変動金利は、短期プライムレートなどの基準金利に連動して定期的に見直されます。金利が低い局面では固定金利よりも低い水準で借りられるメリットがありますが、金利上昇時には返済額が増加するリスクを負います。多くの変動金利ローンには、金利が上昇しても返済額の増加幅を一定期間抑える「5年ルール」や「125%ルール」が設けられていますが、これは返済額の上限を制限するだけであり、利息負担そのものが減るわけではありません。
固定金利は、借入期間中(または一定期間)の金利が変わらないため、返済額が確定し資金計画が立てやすいメリットがあります。ただし、変動金利よりも金利水準が高く設定されるのが一般的です。また、固定期間終了後に変動金利に移行する「固定期間選択型」の場合は、移行後の金利上昇リスクに注意が必要です。
変動金利と固定金利の比較も合わせて確認しておくとよいでしょう。
金利上昇に備える具体的な対策
返済余力のストレステスト
現在のローン条件で金利が上昇した場合のシミュレーションを行いましょう。たとえば金利が現在より1%、2%上昇した場合に、毎月の返済額がいくら増えるか、キャッシュフローがどこまで圧迫されるかを事前に把握しておくことで、対応の判断基準が明確になります。
手元資金の確保
金利上昇による返済額の増加に対応できるよう、一定の手元資金(キャッシュリザーブ)を確保しておくことが重要です。物件の修繕費や空室期間の返済原資としても機能するため、投資物件の年間家賃収入に対して一定割合の資金を常に手元に置いておくことを意識しましょう。
繰上返済の活用
手元資金に余裕がある場合は、金利が上昇する前に繰上返済を行い元金を減らしておくことで、金利上昇時の利息負担を軽減できます。ただし、手元資金を繰上返済に充てすぎると、突発的な支出に対応できなくなるリスクがあるため、バランスが大切です。
借り換えの検討
複数の金融機関から融資条件の提案を受け、現在のローンよりも有利な条件で借り換えられないかを定期的に確認する姿勢も重要です。
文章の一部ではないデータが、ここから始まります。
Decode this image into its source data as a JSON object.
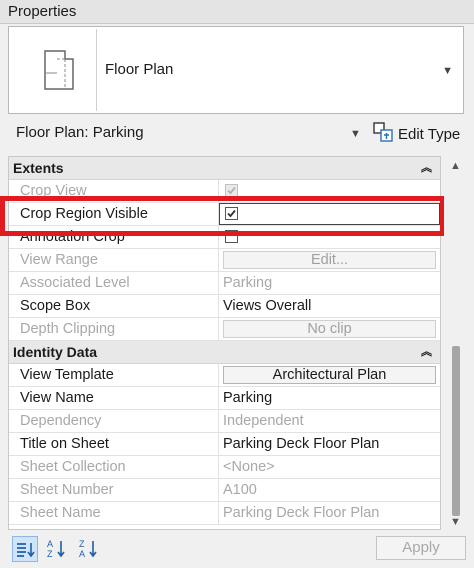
{
  "panel": {
    "title": "Properties"
  },
  "type_selector": {
    "icon": "floor-plan-icon",
    "name": "Floor Plan"
  },
  "view_instance": {
    "label": "Floor Plan: Parking",
    "edit_type_label": "Edit Type",
    "edit_type_icon": "edit-type-icon"
  },
  "categories": {
    "extents": "Extents",
    "identity": "Identity Data"
  },
  "extents_rows": [
    {
      "name": "Crop View",
      "value": "",
      "kind": "checkbox",
      "checked": true,
      "disabled": true
    },
    {
      "name": "Crop Region Visible",
      "value": "",
      "kind": "checkbox",
      "checked": true,
      "disabled": false
    },
    {
      "name": "Annotation Crop",
      "value": "",
      "kind": "checkbox",
      "checked": false,
      "disabled": false
    },
    {
      "name": "View Range",
      "value": "Edit...",
      "kind": "button",
      "disabled": true
    },
    {
      "name": "Associated Level",
      "value": "Parking",
      "kind": "text",
      "disabled": true
    },
    {
      "name": "Scope Box",
      "value": "Views Overall",
      "kind": "text",
      "disabled": false
    },
    {
      "name": "Depth Clipping",
      "value": "No clip",
      "kind": "button",
      "disabled": true
    }
  ],
  "identity_rows": [
    {
      "name": "View Template",
      "value": "Architectural Plan",
      "kind": "button",
      "disabled": false
    },
    {
      "name": "View Name",
      "value": "Parking",
      "kind": "text",
      "disabled": false
    },
    {
      "name": "Dependency",
      "value": "Independent",
      "kind": "text",
      "disabled": true
    },
    {
      "name": "Title on Sheet",
      "value": "Parking Deck Floor Plan",
      "kind": "text",
      "disabled": false
    },
    {
      "name": "Sheet Collection",
      "value": "<None>",
      "kind": "text",
      "disabled": true
    },
    {
      "name": "Sheet Number",
      "value": "A100",
      "kind": "text",
      "disabled": true
    },
    {
      "name": "Sheet Name",
      "value": "Parking Deck Floor Plan",
      "kind": "text",
      "disabled": true
    }
  ],
  "footer": {
    "apply_label": "Apply"
  },
  "colors": {
    "highlight": "#e01a1f",
    "active_tool": "#cfe4f8"
  }
}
借り換えには事務手数料や抵当権の設定費用がかかるため、諸費用を含めた総コストで比較する必要があります。
金利上昇局面での物件選びの視点
金利が上昇する局面では、物件選びの基準も見直す必要があります。
キャッシュフロー重視の物件選びがより重要になります。金利上昇で返済負担が増える環境では、安定した賃料収入を確保できる物件の価値が相対的に高まります。立地や入居率の安定性、賃料の下落耐性といった要素を重視した物件選びが求められます。
過度なレバレッジの抑制も意識すべきポイントです。レバレッジの基礎で解説されているように、レバレッジは収益を拡大する一方でリスクも増幅します。金利上昇局面では、自己資金比率を高めに設定し、返済負担に余裕を持たせた資金計画を立てることが安全策となります。
金利上昇は悪いことばかりではない
金利上昇には投資家にとってマイナスの側面が多いのは事実ですが、視点を変えればチャンスにもなり得ます。
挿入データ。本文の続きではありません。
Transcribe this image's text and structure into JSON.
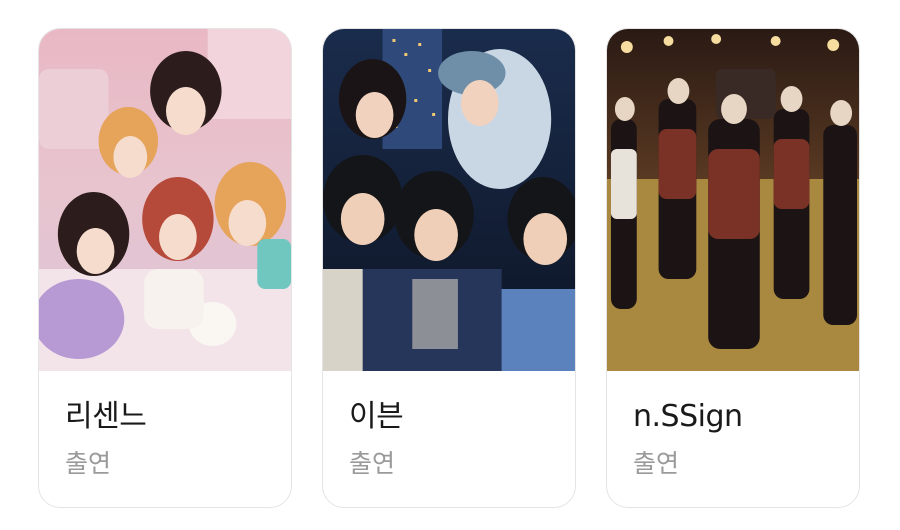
{
  "cards": [
    {
      "title": "리센느",
      "role": "출연",
      "image_icon": "group-photo-pink-room"
    },
    {
      "title": "이븐",
      "role": "출연",
      "image_icon": "group-photo-night-city"
    },
    {
      "title": "n.SSign",
      "role": "출연",
      "image_icon": "group-photo-stage"
    }
  ]
}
金利上昇で物件価格が下落すれば、新規に物件を購入する投資家にとっては割安な価格で取得できる機会となります。また、金利上昇は一般的にインフレを伴うことが多く、インフレ環境下では賃料も上昇しやすい傾向があります。賃料の上昇が返済負担の増加を上回れば、キャッシュフローはむしろ改善する可能性もあります。
大切なのは、金利環境がどう変化しても対応できるよう、事前の準備と柔軟な戦略を持っておくことです。金利は自分ではコントロールできない外部要因ですが、それに対する備えは自分自身でコントロールできます。